Food & Wine apre al pubblico la festa dei Best New Chefs
Per la prima volta in 38 anni, chiunque può comprare un biglietto da 395 dollari per la festa newyorkese dei Best New Chefs, dove i vincitori del passato cucinano accanto alla nuova generazione.

Food & Wine Best New Chefs trasforma stasera la sua festa, finora solo su invito, in un evento a pagamento, aprendo la celebrazione al pubblico per la prima volta nei 38 anni di storia del premio.
L'evento si tiene dalle 18:30 alle 21:30 allo ZZ's Club di New York, con 50 biglietti pubblici venduti in ordine di arrivo a 395 dollari ciascuno.

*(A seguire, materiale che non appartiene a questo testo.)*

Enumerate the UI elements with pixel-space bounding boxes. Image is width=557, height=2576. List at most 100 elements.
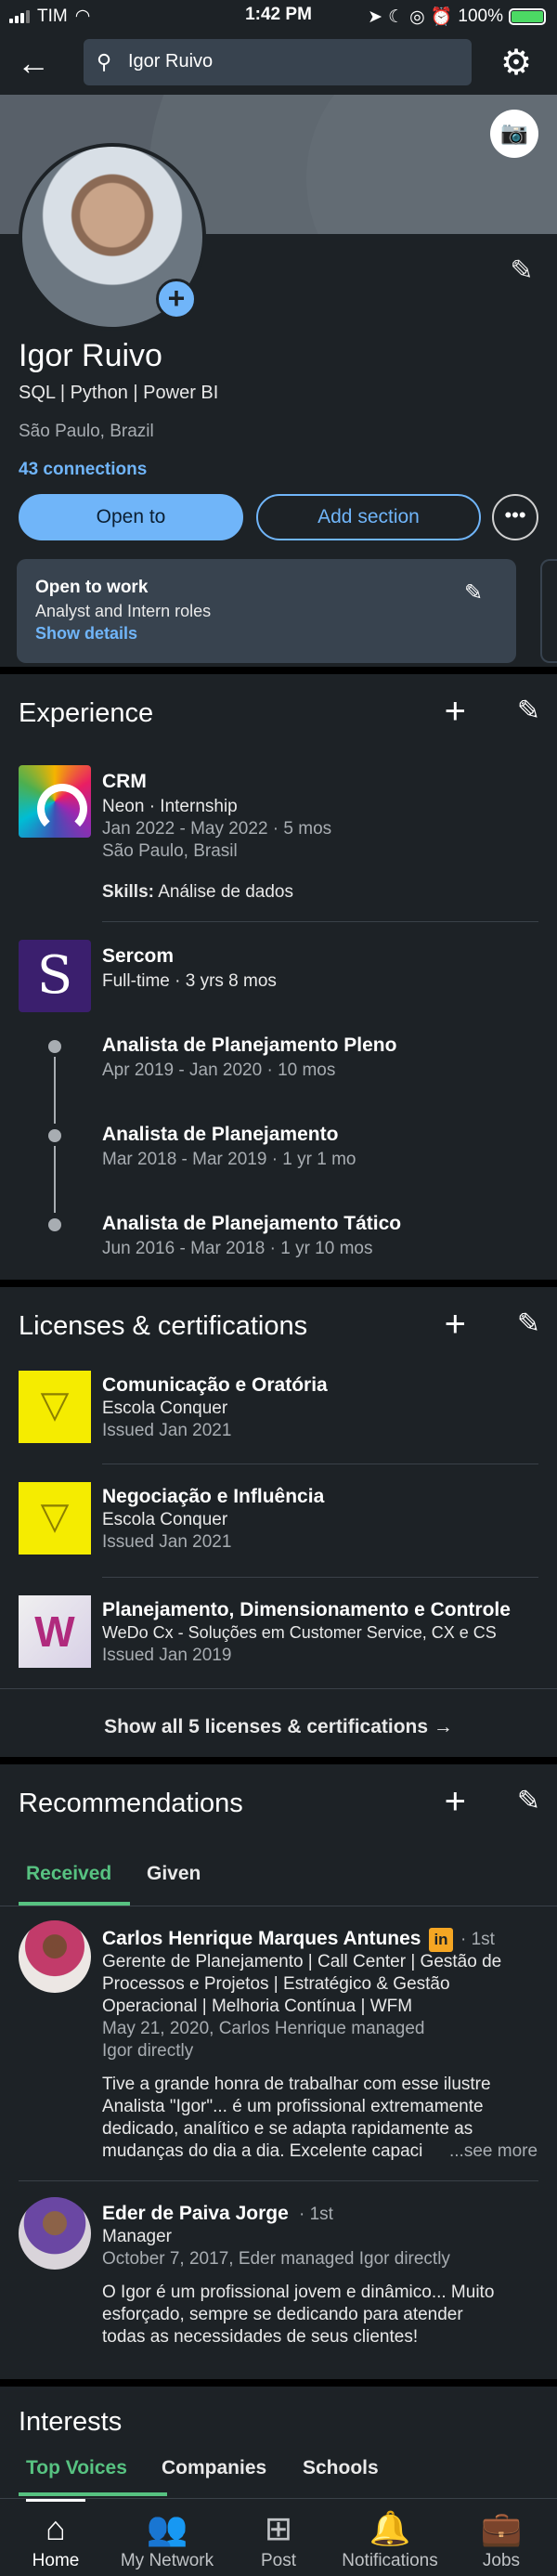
experience-skills: Skills: Análise de dados (102, 882, 293, 903)
interests-section: Interests Top Voices Companies Schools (0, 2387, 557, 2498)
certificate-logo-conquer[interactable] (19, 1482, 91, 1555)
certificate-logo-conquer[interactable] (19, 1371, 91, 1443)
edit-open-to-work-icon[interactable]: ✎ (464, 579, 483, 606)
recommendation-meta: Igor directly (102, 2041, 194, 2061)
tab-given[interactable]: Given (147, 1863, 201, 1885)
battery-label: 100% (458, 7, 503, 26)
more-options-button[interactable]: ••• (492, 494, 538, 540)
top-bar: ← ⚲ Igor Ruivo ⚙ (0, 33, 557, 95)
recommender-name[interactable]: Carlos Henrique Marques Antunes (102, 1928, 421, 1950)
license-name[interactable]: Planejamento, Dimensionamento e Controle (102, 1599, 511, 1621)
experience-dates: Mar 2018 - Mar 2019 · 1 yr 1 mo (102, 1150, 356, 1169)
bottom-navigation: ⌂ Home 👥 My Network ⊞ Post 🔔 Notificatio… (0, 2498, 557, 2576)
skills-value: Análise de dados (158, 882, 293, 902)
timeline-dot (48, 1129, 61, 1142)
experience-role[interactable]: Analista de Planejamento Tático (102, 1213, 401, 1235)
experience-role[interactable]: CRM (102, 771, 147, 793)
experience-location: São Paulo, Brasil (102, 841, 238, 861)
plus-square-icon: ⊞ (264, 2509, 293, 2547)
alarm-icon: ⏰ (430, 7, 453, 27)
tab-companies[interactable]: Companies (162, 2457, 266, 2479)
company-logo-sercom[interactable]: S (19, 940, 91, 1012)
profile-headline: SQL | Python | Power BI (19, 383, 219, 403)
divider (102, 921, 538, 922)
battery-icon (509, 8, 546, 25)
experience-role[interactable]: Analista de Planejamento (102, 1124, 338, 1146)
nav-jobs[interactable]: 💼 Jobs (446, 2499, 557, 2576)
license-issued: Issued Jan 2021 (102, 1532, 232, 1552)
linkedin-premium-badge: in (429, 1928, 453, 1952)
experience-role[interactable]: Analista de Planejamento Pleno (102, 1034, 396, 1057)
add-photo-icon[interactable]: + (156, 279, 197, 319)
lock-rotation-icon: ◎ (409, 7, 425, 27)
edit-experience-icon[interactable]: ✎ (517, 695, 540, 727)
add-license-icon[interactable]: + (445, 1306, 466, 1343)
timeline-dot (48, 1040, 61, 1053)
edit-recommendations-icon[interactable]: ✎ (517, 1785, 540, 1817)
camera-icon[interactable]: 📷 (490, 110, 538, 158)
status-bar: TIM ◠ 1:42 PM ➤ ☾ ◎ ⏰ 100% (0, 0, 557, 33)
nav-home[interactable]: ⌂ Home (0, 2499, 111, 2576)
open-to-button[interactable]: Open to (19, 494, 243, 540)
section-title: Experience (19, 698, 154, 728)
tab-received[interactable]: Received (26, 1863, 111, 1885)
company-logo-neon[interactable] (19, 765, 91, 838)
divider (19, 2180, 538, 2181)
edit-licenses-icon[interactable]: ✎ (517, 1308, 540, 1340)
recommendations-section: Recommendations + ✎ Received Given Carlo… (0, 1764, 557, 2379)
nav-notifications[interactable]: 🔔 Notifications (334, 2499, 446, 2576)
search-input[interactable]: ⚲ Igor Ruivo (84, 39, 472, 85)
recommendation-meta: May 21, 2020, Carlos Henrique managed (102, 2019, 425, 2038)
license-name[interactable]: Comunicação e Oratória (102, 1374, 328, 1397)
profile-name: Igor Ruivo (19, 338, 162, 373)
nav-label: Notifications (342, 2551, 438, 2570)
recommendation-text: dedicado, analítico e se adapta rapidame… (102, 2119, 473, 2139)
recommender-name[interactable]: Eder de Paiva Jorge (102, 2203, 289, 2225)
experience-company-name[interactable]: Sercom (102, 945, 174, 968)
tab-schools[interactable]: Schools (303, 2457, 379, 2479)
licenses-section: Licenses & certifications + ✎ Comunicaçã… (0, 1287, 557, 1757)
recommender-headline: Gerente de Planejamento | Call Center | … (102, 1952, 502, 1971)
add-recommendation-icon[interactable]: + (445, 1783, 466, 1820)
recommendation-text: mudanças do dia a dia. Excelente capaci (102, 2141, 423, 2161)
gear-icon[interactable]: ⚙ (496, 43, 537, 84)
show-all-licenses-link[interactable]: Show all 5 licenses & certifications → (0, 1716, 557, 1738)
recommendation-meta: October 7, 2017, Eder managed Igor direc… (102, 2249, 450, 2269)
show-details-link[interactable]: Show details (35, 624, 137, 644)
recommender-headline: Operacional | Melhoria Contínua | WFM (102, 1997, 413, 2016)
active-tab-indicator (19, 2492, 167, 2496)
search-icon: ⚲ (97, 50, 112, 73)
section-title: Recommendations (19, 1789, 243, 1818)
back-arrow-icon[interactable]: ← (17, 46, 58, 84)
certificate-logo-wedo[interactable] (19, 1595, 91, 1668)
see-more-link[interactable]: ...see more (449, 2141, 538, 2162)
timeline-line (54, 1057, 56, 1124)
license-issued: Issued Jan 2021 (102, 1421, 232, 1440)
nav-label: Jobs (482, 2551, 521, 2570)
license-issuer: WeDo Cx - Soluções em Customer Service, … (102, 1623, 497, 1642)
profile-card: 📷 + ✎ Igor Ruivo SQL | Python | Power BI… (0, 95, 557, 667)
recommender-avatar[interactable] (19, 2197, 91, 2270)
add-section-button[interactable]: Add section (256, 494, 481, 540)
nav-my-network[interactable]: 👥 My Network (111, 2499, 223, 2576)
add-experience-icon[interactable]: + (445, 693, 466, 730)
recommender-avatar[interactable] (19, 1920, 91, 1993)
moon-icon: ☾ (388, 7, 405, 27)
recommendation-text: esforçado, sempre se dedicando para aten… (102, 2305, 463, 2324)
license-issuer: Escola Conquer (102, 1399, 228, 1418)
edit-profile-icon[interactable]: ✎ (501, 251, 542, 292)
skills-label: Skills: (102, 882, 154, 902)
timeline-line (54, 1146, 56, 1213)
connections-link[interactable]: 43 connections (19, 460, 147, 480)
nav-post[interactable]: ⊞ Post (223, 2499, 334, 2576)
search-value: Igor Ruivo (128, 51, 214, 72)
tab-top-voices[interactable]: Top Voices (26, 2457, 127, 2479)
divider (102, 1577, 538, 1578)
section-title: Interests (19, 2407, 123, 2437)
license-name[interactable]: Negociação e Influência (102, 1486, 324, 1508)
section-title: Licenses & certifications (19, 1311, 308, 1341)
home-icon: ⌂ (45, 2509, 66, 2547)
experience-dates: Jun 2016 - Mar 2018 · 1 yr 10 mos (102, 1239, 373, 1258)
recommender-headline: Manager (102, 2227, 172, 2246)
open-to-work-card[interactable]: Open to work Analyst and Intern roles Sh… (17, 559, 516, 663)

Tutte le edizioni precedenti dal 1988 sono state chiuse a chiunque non avesse un invito dell'industria o della stampa.
L'attore e comico Joel McHale sarà il maestro di cerimonie, mentre il direttore di Food & Wine, Hunter Lewis, farà da padrone di casa. «Il nostro momento preferito dell'anno a Food & Wine è presentare la nuova classe dei Best New Chefs», ha detto Lewis. «Sono il talento culinario più dinamico d'America».
Il nostro momento preferito dell'anno a Food & Wine è presentare la nuova classe dei Best New Chefs. Sono il talento culinario più dinamico d'America.
Gli ex vincitori cucinano accanto alla nuova generazione
Invece di lasciare che i nuovi vincitori portino da soli il peso della serata, Food & Wine ha coinvolto sei ex allievi delle edizioni passate per cucinare i loro piatti simbolo accanto a loro: Rick Bayless (1988), Michael Anthony (2002), Kwame Onwuachi (2019), Calvin Eng (2022), Eunji Lee (2023) e Aretah Ettarh (2025). Il ventaglio di anni, dalla seconda edizione del premio alla più recente, vuole mostrare la lista come una discendenza continua e non come lo scatto di un singolo anno.
Onwuachi ha mantenuto un profilo alto da quando ha vinto nel 2019, aprendo ristoranti e pubblicando un nuovo libro di cucina, All Hours, in uscita questo mese. La sua presenza accanto alla prossima generazione rafforza ciò che Food & Wine vende con il prezzo del biglietto: che la lista funziona come vivaio di talenti, non solo come titolo annuale.
Un rituale chiuso allenta la presa
Food & Wine ha trattato i Best New Chefs come un rituale chiuso dell'industria per quasi quattro decenni, custodendo la sala come il Craft Guild custodisce i propri premi per neodiplomati: un riconoscimento pensato per chef e redattori, non per i clienti dei ristoranti. Vendere quest'anno un piccolo lotto di biglietti pubblici non cambia chi sceglie i vincitori, ma permette agli ospiti paganti di assistere di persona al passaggio generazionale invece di leggerlo in seguito.
Cinquanta posti sono un gesto simbolico rispetto alla lista di invitati dell'industria, e il prezzo lo colloca ben oltre una serata qualunque. Ma per un marchio costruito sulla scoperta di talenti sconosciuti, aprire anche solo uno spiraglio della sala a persone esterne è una piccola ammissione che il pubblico dei nuovi chef è cresciuto oltre il settore stesso.